My hood was flapping so loudly it sounded like helicopter rotors and about
then I realized an arm to my sunglasses was bent by the pounding it was receiving. When we came to a wide shelf, I did an experiment: I threw myself backwards with my arms splayed and I was held upright by the wind. I know if the wind would have suddenly stopped, I would have landed hard on my keister.
As we approached Dawson Pass, I couldn’t watch Joe anymore. It was too frightening. He’s a tall, clumsy guy who was really struggling to maintain his balance. I was convinced the wind was going to knock him off a cliff. Every time he stumbled, I closed my eyes expecting when I opened them he would be gone.
After the hike Joe claimed that prolonged exposure to wind can screw with one’s mind.
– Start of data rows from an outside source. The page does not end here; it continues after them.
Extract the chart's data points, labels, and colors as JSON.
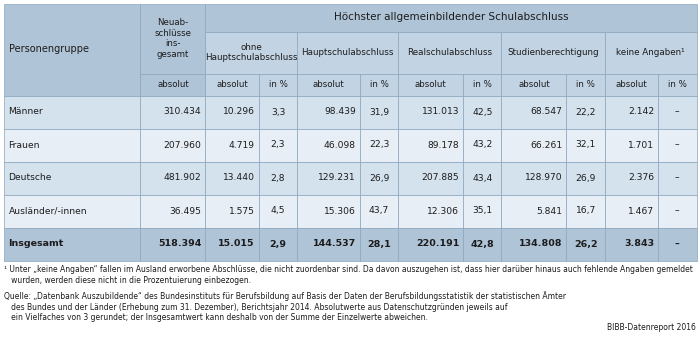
{
  "header_span": "Höchster allgemeinbildender Schulabschluss",
  "subheaders": [
    "ohne\nHauptschulabschluss",
    "Hauptschulabschluss",
    "Realschulabschluss",
    "Studienberechtigung",
    "keine Angaben¹"
  ],
  "sub_col_labels": [
    "absolut",
    "in %",
    "absolut",
    "in %",
    "absolut",
    "in %",
    "absolut",
    "in %",
    "absolut",
    "in %"
  ],
  "rows": [
    {
      "name": "Männer",
      "total": "310.434",
      "vals": [
        "10.296",
        "3,3",
        "98.439",
        "31,9",
        "131.013",
        "42,5",
        "68.547",
        "22,2",
        "2.142",
        "–"
      ],
      "bold": false
    },
    {
      "name": "Frauen",
      "total": "207.960",
      "vals": [
        "4.719",
        "2,3",
        "46.098",
        "22,3",
        "89.178",
        "43,2",
        "66.261",
        "32,1",
        "1.701",
        "–"
      ],
      "bold": false
    },
    {
      "name": "Deutsche",
      "total": "481.902",
      "vals": [
        "13.440",
        "2,8",
        "129.231",
        "26,9",
        "207.885",
        "43,4",
        "128.970",
        "26,9",
        "2.376",
        "–"
      ],
      "bold": false
    },
    {
      "name": "Ausländer/-innen",
      "total": "36.495",
      "vals": [
        "1.575",
        "4,5",
        "15.306",
        "43,7",
        "12.306",
        "35,1",
        "5.841",
        "16,7",
        "1.467",
        "–"
      ],
      "bold": false
    },
    {
      "name": "Insgesamt",
      "total": "518.394",
      "vals": [
        "15.015",
        "2,9",
        "144.537",
        "28,1",
        "220.191",
        "42,8",
        "134.808",
        "26,2",
        "3.843",
        "–"
      ],
      "bold": true
    }
  ],
  "footnote1": "¹ Unter „keine Angaben“ fallen im Ausland erworbene Abschlüsse, die nicht zuordenbar sind. Da davon auszugehen ist, dass hier darüber hinaus auch fehlende Angaben gemeldet\n   wurden, werden diese nicht in die Prozentuierung einbezogen.",
  "footnote2": "Quelle: „Datenbank Auszubildende“ des Bundesinstituts für Berufsbildung auf Basis der Daten der Berufsbildungsstatistik der statistischen Ämter\n   des Bundes und der Länder (Erhebung zum 31. Dezember), Berichtsjahr 2014. Absolutwerte aus Datenschutzgründen jeweils auf\n   ein Vielfaches von 3 gerundet; der Insgesamtwert kann deshalb von der Summe der Einzelwerte abweichen.",
  "source_right": "BIBB-Datenreport 2016",
  "bg_header": "#b0c4d8",
  "bg_subheader": "#c2d3e3",
  "bg_row_odd": "#d4e2ee",
  "bg_row_even": "#e8eef5",
  "bg_total": "#b0c4d8",
  "border_color": "#8aa5bc",
  "text_dark": "#1c1c1c"
}
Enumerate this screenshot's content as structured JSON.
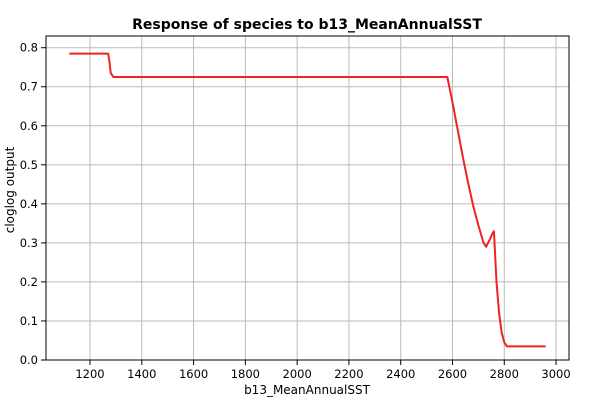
{
  "chart_data": {
    "type": "line",
    "title": "Response of species to b13_MeanAnnualSST",
    "xlabel": "b13_MeanAnnualSST",
    "ylabel": "cloglog output",
    "xlim": [
      1030,
      3050
    ],
    "ylim": [
      0,
      0.83
    ],
    "xticks": [
      1200,
      1400,
      1600,
      1800,
      2000,
      2200,
      2400,
      2600,
      2800,
      3000
    ],
    "yticks": [
      0.0,
      0.1,
      0.2,
      0.3,
      0.4,
      0.5,
      0.6,
      0.7,
      0.8
    ],
    "xtick_labels": [
      "1200",
      "1400",
      "1600",
      "1800",
      "2000",
      "2200",
      "2400",
      "2600",
      "2800",
      "3000"
    ],
    "ytick_labels": [
      "0.0",
      "0.1",
      "0.2",
      "0.3",
      "0.4",
      "0.5",
      "0.6",
      "0.7",
      "0.8"
    ],
    "grid": true,
    "colors": {
      "line": "#ee2222",
      "grid": "#bbbbbb",
      "axis": "#000000"
    },
    "series": [
      {
        "x": [
          1120,
          1200,
          1270,
          1275,
          1280,
          1290,
          1400,
          1800,
          2200,
          2580,
          2600,
          2620,
          2640,
          2660,
          2680,
          2700,
          2720,
          2730,
          2745,
          2755,
          2760,
          2770,
          2780,
          2790,
          2800,
          2810,
          2850,
          2900,
          2960
        ],
        "y": [
          0.785,
          0.785,
          0.785,
          0.765,
          0.735,
          0.725,
          0.725,
          0.725,
          0.725,
          0.725,
          0.66,
          0.59,
          0.52,
          0.455,
          0.395,
          0.345,
          0.3,
          0.29,
          0.31,
          0.325,
          0.33,
          0.2,
          0.12,
          0.07,
          0.045,
          0.035,
          0.035,
          0.035,
          0.035
        ]
      }
    ]
  }
}
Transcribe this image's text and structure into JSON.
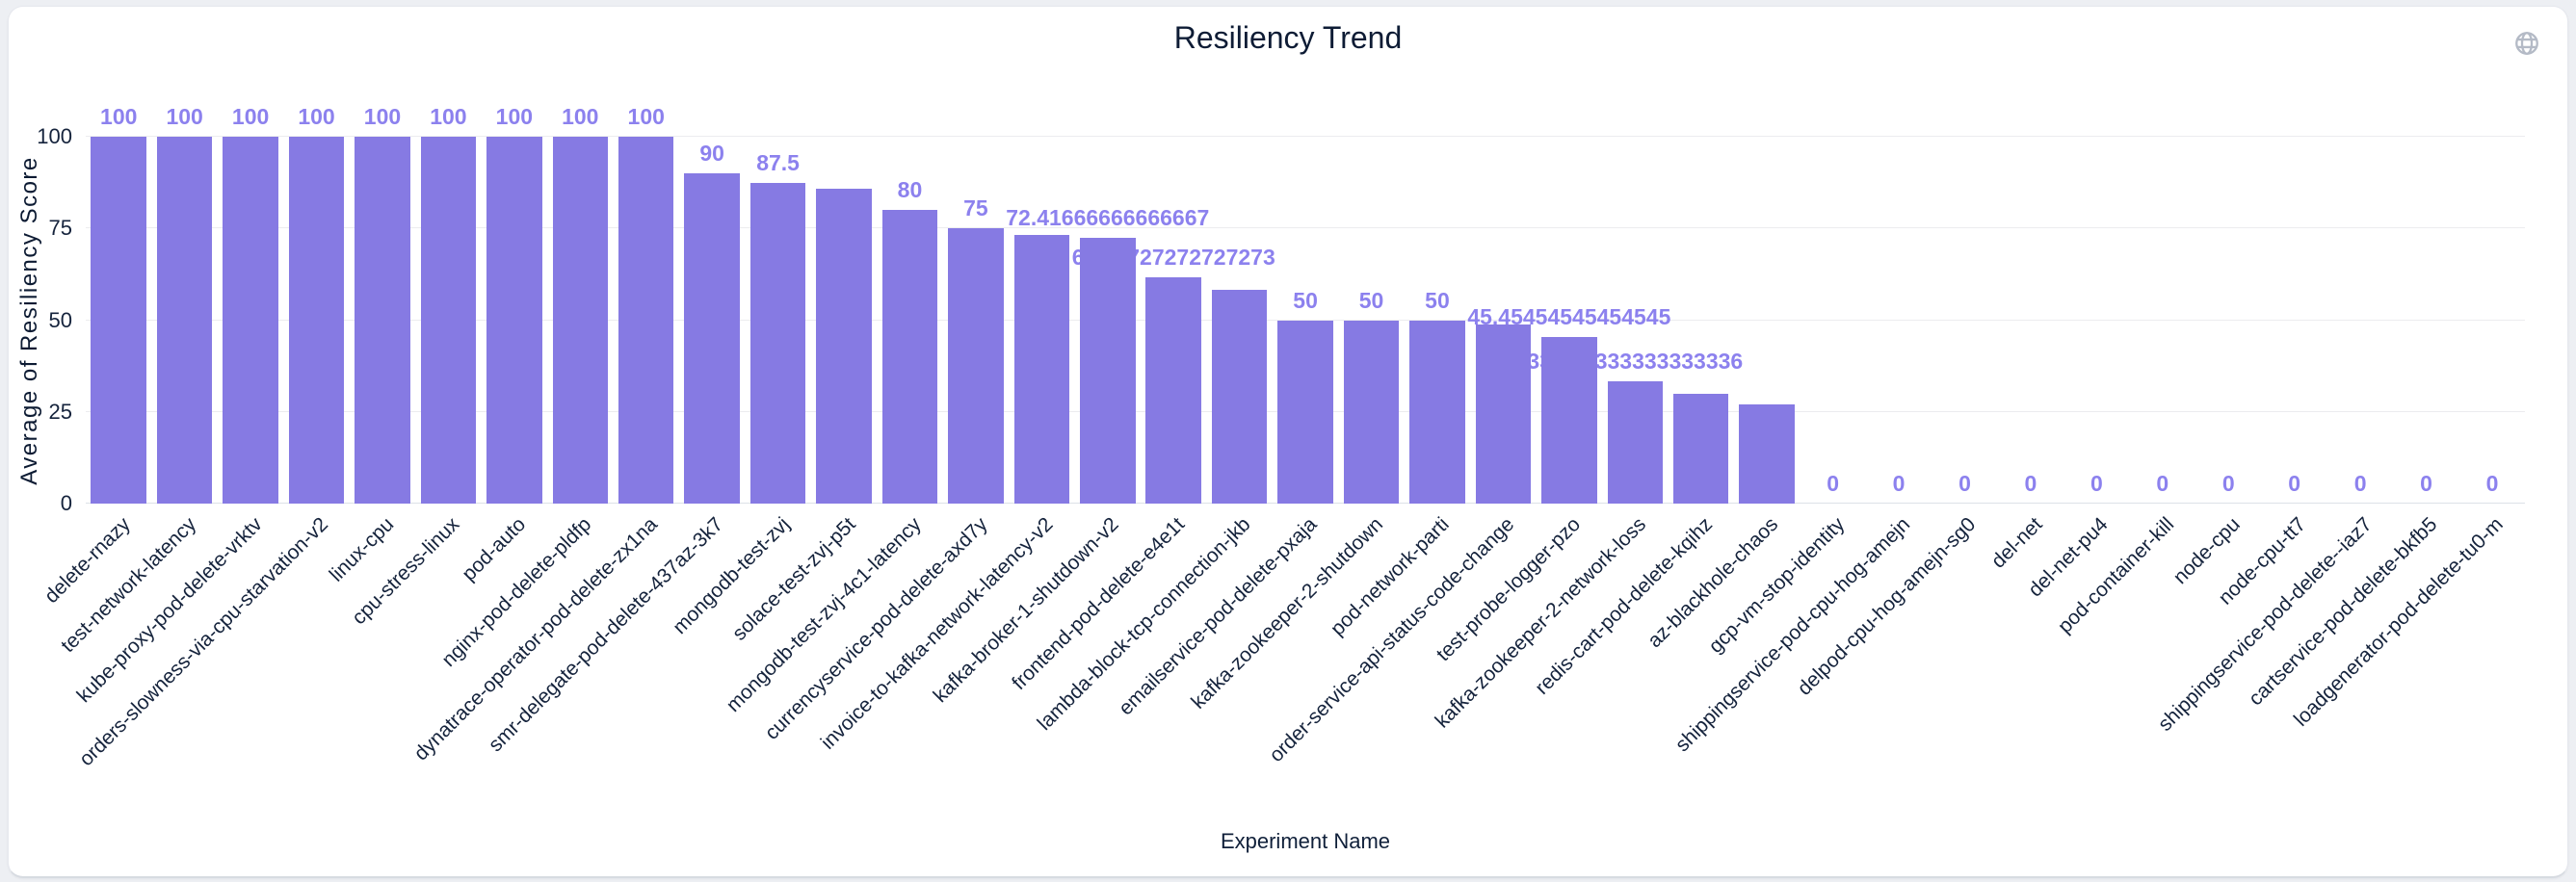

Of course I poo-pooed the idea, but I can tell you for me it stirred creative thoughts. It was then I went inside my mind and philosophical thoughts about the wind which were inspired by the aforementioned Blackfoot mythology. They went something like this: If this is the backbone of the world, it must mean this is the home of the Gods, and if this is their home they’re dreaming up their intent for everybody – everything. And how is it delivered? By the wind of course. So the wind is blowing so hard because it’s so close to its source. So if you stay up here long enough, you could catch the wisdom of the gods.
I think Joe’s right, prolonged exposure to the wind can fuck with your mind.
Once we dropped off Dawson Pass and dropped back into the treeline, the wind
resided and the sounds of the forest replaced the constant blowing. It was no longer necessary to yell to communicate. It was then the real challenge began. Say what you will, but I much prefer the climb to the descent. I’ll take a racing heart and burning lungs over screaming knees and gimpy ankles that protest every downward step. The next eight miles were bespeckled with great sights, minimum conversation and the knowledge that that was one hell of an experience, worth a day or two in the pain-cage.